To balance the budget, aldermen concentrated much of their efforts on the police department, agreeing to increase the budget for projected collections due from traffic ticket and DWI fines to $60,000. Last year, budget numbers showed the police department collected approximately $26,400 in fines for traffic and DWI fines while having a budget of $50,000.
“This is just under 50 percent of the projection,” said Alderman Wilbert Washington. “We need to get a more accurate prediction.”
In another police department matter, aldermen emphasized the importance of following the budget concerning employees and their salaries.
“We budgeted one chief and one clerk last year, but we had an extra officer,” Washington said.

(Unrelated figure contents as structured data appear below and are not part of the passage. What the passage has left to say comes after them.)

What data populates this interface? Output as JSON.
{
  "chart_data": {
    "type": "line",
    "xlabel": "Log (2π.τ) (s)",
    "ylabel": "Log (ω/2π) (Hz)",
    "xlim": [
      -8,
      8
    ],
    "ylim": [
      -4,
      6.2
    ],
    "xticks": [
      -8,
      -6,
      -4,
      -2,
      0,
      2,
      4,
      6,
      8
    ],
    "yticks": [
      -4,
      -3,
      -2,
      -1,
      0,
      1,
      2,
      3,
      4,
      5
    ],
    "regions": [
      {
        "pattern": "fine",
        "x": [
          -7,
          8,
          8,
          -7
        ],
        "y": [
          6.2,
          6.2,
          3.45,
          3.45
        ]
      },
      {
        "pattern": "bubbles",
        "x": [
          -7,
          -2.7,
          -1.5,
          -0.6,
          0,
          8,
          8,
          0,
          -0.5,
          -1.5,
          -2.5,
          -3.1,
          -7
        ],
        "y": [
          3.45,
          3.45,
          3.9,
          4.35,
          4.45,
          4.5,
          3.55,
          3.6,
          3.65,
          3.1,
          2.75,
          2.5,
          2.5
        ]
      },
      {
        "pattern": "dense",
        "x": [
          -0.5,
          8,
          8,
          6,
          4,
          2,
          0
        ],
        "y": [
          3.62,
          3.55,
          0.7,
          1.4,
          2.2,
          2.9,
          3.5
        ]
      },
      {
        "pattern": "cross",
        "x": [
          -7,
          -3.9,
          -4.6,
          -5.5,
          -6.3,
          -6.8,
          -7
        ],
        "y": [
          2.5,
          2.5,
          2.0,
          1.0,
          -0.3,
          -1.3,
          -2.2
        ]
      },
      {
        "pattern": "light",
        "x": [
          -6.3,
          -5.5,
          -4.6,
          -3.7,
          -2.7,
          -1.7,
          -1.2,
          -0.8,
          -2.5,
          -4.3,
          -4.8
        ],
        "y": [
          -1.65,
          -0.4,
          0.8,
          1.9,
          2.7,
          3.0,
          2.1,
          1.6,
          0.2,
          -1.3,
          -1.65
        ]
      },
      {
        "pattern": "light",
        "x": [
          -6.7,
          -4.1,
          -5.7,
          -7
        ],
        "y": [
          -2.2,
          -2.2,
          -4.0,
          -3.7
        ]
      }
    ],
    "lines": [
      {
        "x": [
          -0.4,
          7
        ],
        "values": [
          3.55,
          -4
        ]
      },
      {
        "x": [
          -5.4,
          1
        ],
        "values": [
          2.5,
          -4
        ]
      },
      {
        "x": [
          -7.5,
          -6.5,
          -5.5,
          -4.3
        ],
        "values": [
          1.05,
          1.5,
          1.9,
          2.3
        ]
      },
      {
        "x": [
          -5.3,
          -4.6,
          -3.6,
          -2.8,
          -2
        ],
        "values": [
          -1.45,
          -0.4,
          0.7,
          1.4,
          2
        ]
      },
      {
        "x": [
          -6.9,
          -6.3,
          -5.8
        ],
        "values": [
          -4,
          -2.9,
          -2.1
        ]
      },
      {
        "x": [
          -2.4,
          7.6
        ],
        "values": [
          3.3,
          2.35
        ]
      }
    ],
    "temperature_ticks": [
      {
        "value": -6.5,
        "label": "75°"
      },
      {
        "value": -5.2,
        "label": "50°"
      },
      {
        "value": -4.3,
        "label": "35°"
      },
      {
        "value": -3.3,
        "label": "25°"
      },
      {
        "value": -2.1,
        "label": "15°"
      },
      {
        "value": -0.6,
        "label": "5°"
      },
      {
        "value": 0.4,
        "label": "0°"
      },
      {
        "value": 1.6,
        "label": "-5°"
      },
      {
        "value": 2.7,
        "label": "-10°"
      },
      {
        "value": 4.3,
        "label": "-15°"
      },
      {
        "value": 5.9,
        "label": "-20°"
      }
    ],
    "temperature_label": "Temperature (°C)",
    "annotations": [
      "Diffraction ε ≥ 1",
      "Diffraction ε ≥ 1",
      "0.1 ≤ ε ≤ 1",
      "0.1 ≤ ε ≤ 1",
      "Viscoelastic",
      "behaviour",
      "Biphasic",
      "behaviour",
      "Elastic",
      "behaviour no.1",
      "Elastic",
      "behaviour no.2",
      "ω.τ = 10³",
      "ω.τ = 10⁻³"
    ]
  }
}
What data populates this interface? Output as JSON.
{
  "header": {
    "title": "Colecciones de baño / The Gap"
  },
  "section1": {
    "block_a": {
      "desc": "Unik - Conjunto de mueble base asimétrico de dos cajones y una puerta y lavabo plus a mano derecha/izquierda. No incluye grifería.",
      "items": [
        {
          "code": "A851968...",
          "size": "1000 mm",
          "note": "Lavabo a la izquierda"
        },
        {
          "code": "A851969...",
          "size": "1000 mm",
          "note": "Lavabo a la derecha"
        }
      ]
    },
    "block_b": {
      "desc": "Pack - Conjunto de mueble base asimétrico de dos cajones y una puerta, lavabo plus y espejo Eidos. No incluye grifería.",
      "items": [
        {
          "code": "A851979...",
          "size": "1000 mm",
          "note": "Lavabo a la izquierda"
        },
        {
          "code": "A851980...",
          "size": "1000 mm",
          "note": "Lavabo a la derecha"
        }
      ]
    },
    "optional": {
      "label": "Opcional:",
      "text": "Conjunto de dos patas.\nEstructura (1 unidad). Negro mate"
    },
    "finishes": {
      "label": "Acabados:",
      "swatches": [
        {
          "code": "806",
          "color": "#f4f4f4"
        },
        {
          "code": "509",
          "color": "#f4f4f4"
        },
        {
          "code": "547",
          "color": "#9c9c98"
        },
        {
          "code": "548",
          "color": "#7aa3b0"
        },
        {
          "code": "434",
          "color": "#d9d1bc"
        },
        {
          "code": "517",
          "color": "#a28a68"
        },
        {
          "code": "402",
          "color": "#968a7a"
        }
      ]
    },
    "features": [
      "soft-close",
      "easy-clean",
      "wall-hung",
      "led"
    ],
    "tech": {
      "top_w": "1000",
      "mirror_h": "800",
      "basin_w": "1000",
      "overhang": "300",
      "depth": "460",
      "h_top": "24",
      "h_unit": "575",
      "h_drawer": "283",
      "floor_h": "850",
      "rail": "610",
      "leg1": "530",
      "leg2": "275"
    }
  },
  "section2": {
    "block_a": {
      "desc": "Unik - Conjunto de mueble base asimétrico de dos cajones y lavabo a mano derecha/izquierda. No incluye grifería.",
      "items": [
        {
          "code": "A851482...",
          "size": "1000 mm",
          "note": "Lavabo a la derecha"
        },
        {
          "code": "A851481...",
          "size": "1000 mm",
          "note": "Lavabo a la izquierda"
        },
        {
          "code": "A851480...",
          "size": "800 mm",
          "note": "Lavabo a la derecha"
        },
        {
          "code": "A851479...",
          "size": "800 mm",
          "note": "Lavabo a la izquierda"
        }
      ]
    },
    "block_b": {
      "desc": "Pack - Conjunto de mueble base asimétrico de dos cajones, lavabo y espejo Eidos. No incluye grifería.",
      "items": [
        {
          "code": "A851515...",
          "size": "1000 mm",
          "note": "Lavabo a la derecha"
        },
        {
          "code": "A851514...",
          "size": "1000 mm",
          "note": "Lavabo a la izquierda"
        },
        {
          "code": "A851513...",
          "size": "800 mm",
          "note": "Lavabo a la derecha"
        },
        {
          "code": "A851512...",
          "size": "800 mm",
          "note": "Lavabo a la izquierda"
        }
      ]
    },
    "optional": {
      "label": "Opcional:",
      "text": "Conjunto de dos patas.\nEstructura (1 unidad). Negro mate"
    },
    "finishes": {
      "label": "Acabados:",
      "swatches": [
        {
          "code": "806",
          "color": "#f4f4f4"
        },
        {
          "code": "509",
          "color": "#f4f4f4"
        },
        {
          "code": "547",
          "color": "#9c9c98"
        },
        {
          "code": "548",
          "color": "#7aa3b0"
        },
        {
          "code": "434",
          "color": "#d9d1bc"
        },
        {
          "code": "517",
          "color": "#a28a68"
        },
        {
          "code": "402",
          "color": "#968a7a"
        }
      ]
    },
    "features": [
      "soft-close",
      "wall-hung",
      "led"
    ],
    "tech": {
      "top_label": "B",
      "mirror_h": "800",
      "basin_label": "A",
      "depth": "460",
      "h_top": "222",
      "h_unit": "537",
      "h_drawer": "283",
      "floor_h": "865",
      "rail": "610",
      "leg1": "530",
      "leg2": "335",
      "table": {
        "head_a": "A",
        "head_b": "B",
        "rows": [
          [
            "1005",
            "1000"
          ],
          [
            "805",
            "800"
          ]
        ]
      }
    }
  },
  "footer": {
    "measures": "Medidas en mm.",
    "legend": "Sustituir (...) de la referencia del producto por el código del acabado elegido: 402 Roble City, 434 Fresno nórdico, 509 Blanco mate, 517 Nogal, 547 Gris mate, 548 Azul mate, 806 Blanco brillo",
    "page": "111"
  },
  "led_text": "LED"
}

Chief Bobby Madison was not present at the meeting.
Mayor Josephine Washington agreed with aldermen about police department matters.
“We have been carrying the police department for two years,” Mayor Washington said. “We have been talking about this matter for quite some time.”
In a related matter, Mayor Washington and Alderman Washington, both running in the upcoming election for the mayor’s seat, agreed to cut the mayor’s salary but did not give specific numbers.
“If I win, I will agree to a reduction in salary,” Mayor Washington said. “We can leave an amended spot for it in the budget.”
“I agree,” Alderman Washington said.
Earlier this year, aldermen agreed to cut their salary from $250 a month to $200.
Additionally, aldermen agreed to cut professional fees from $10,000 to $7,000. Money from professional fees are used to pay for water rate and sewer rate studies.
Aldermen slashed vehicle operating expenses, repair and maintenance expenses and agreed to register an extra fire truck in the non-usage category to save on insurance.
Aldermen Washington also pointed out the need “to put $15,000 in the budget” for audit expenses. Clayton is currently out of compliance with the Louisiana Legislative Auditor’s office because the town has not performed an audit for last year.
Because of the noncompliance status, Clayton does not qualify for numerous federal and state grants.